Vasim, WO2- en Vrijheidsmuseum

De gemeente Nijmegen is sinds enige tijd in overleg met de Stichting WO2-Museum en het V-Fonds over een nieuw te realiseren museum in Nijmegen. De Stichting WO2-Museum is twee jaar geleden opgericht door drie site musea in de regio, het Nationaal Bevrijdingsmuseum 1944-1945 in Groesbeek, het Oorlogsmuseum in Overloon en het Airborne Museum Hartenstein in Oosterbeek. Als locatie heeft men de Vasim op het oog waar momenteel de Cultuurspinnerij huis heeft. In de voorliggende plannen wordt de Vasim opgeknapt. De Vasim ligt naast de oprit van de nieuwe stadsbrug die de Oversteek heet ter ere van de 47 Amerikaanse soldaten die sneuvelden tijdens de Waaloversteek in september 1944. Er ligt een masterplan voor, waarin staat dat het project haalbaar is. Naar aanleiding van de collegebrief en enige publieke onrust over de informatie over de haalbaarheid van de plannen heeft GroenLinks op 1 augustus vragen gesteld aan het college.
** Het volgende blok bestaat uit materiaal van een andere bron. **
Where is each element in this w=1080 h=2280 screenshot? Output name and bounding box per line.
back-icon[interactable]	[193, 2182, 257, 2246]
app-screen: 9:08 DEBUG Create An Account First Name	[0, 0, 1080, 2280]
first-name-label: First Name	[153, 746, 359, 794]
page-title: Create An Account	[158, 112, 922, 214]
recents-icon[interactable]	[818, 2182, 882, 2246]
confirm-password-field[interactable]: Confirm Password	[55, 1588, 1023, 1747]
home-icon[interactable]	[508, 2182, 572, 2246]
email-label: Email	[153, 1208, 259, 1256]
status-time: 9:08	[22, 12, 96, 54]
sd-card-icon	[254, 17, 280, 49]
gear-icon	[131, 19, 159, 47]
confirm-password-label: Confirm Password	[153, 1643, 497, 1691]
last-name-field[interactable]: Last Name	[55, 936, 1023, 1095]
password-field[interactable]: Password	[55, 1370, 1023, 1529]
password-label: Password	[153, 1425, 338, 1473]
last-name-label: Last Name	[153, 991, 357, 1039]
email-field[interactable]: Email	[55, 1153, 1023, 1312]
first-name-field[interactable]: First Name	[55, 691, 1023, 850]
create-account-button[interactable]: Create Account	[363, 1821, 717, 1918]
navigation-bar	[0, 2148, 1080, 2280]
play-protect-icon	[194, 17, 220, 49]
De antwoorden van het college over het Masterplan Vrijheidsmuseum en de beeldvorming rondom het project waren aanleiding om een kamerronde te agenderen. Natuurlijk kan de raad geen beslissing nemen zonder goed geïnformeerd te zijn. Daar hoort bij dat we een haalbaarheidsonderzoek moeten kunnen inkijken. Deze kamerronde vond op 23 oktober plaats. Daarin werd opnieuw kritiek geuit over de wijze waarop het college de raad informeert over dit project. Daarop kwam de aankondiging dat 31 oktober een presentatie zou plaatsvinden en kort daarna de raad een brief zou ontvangen van het college. Die presentatie was in de Gelderlander, waar vertegenwoordigers van Liberation Route, de Stichting WO2-museum, het V-Fonds en Henk Beerten namens het college van B&W Nijmegen.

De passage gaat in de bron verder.